Since 2007, I have worked on dozens of foreign projects financed by Americans in the EMEA region. At one of Slovakia’s largest foundation we had a whole department called Development and Democracy Abroad.
We had a diversified funding and I worked on the US-funded democratization projects mostly as a finance manager, and my main focus were startup ecosystem development projects in Kenya funded by SlovakAid. In 2019, the department got closed and I finished our last project and left as the last member of our team.
Since Covid, I have written regularly about the ideas of Balaji Srinivasan, like the network state.
Balaji sees hard power as being about building stuff, not destroying stuff. And he shows many graphs and examples where China can build infrastructure 100x faster:
”China builds a train station in 9 hours. California can’t build a bus shelter with 8 departments.”
The US, and the West more broadly, can have an advantage in high-tech, like chips and fabs, but China can “screw us on the screws” and therefore it is not wise to pick a fight with the world’s factory, thinks Balaji.

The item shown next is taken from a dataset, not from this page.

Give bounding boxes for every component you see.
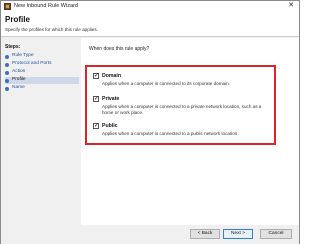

What could work to defend Taiwan and (the classical) liberal democracy, I think, is the combination of American dynamism with fractal localism and Balaji’s network states.
We can call this strategy Fractal Dynamism. It's not just supporting American dynamism, European dynamism and Indian dynamism. It’s also creating special innovation zones in small towns like Voi, Kenya.
We saw how Sequoia has recently split into three VC firms - spinning off Chinese and Indian portfolio. We saw how during Covid some US states formed interstate compacts and some Italian villages raised temporary borders - not letting people in. We also saw a first pop-up network state, like a month-long experiment by VitaDAO called Zuzalu in Montenegro.
When we lean into these weak signals and emerging trends and recombine them, we get something like Fractal Dynamism. The technologically progressive strategy is simple, but it involves some Overton whales and pragmatic antagonism. But for starters:
1. Pursue fractal localism, not global harmonization.
Let India be India, let Red America be Red America, support special innovation zones.
2. Support friendshoring to India.
The country will be the next torch-bearer and baton-bearer of democracy.
3. Embrace American dynamism & pro-tech policy.
Stop being against AI, Crypto, Social.
4. Less USAID, more US VC.
Focus on a truly global meritocracy. Focus less on equity (in the DEI & ESG sense) and more on equity in the venture capital sense.
5. Decentralize Taiwan.
Support Chinese, Taiwanese... founders to relocate to the US, Europe, India, Africa... and build special innovation zones, startup cities and network states.
This is what Balaji would call a collective exit or recentralization - but supported by a sovereign sponsor like Miami, Dubai, El Salvador or some newly formed and crypto-backed sovereign wealth fund in the West.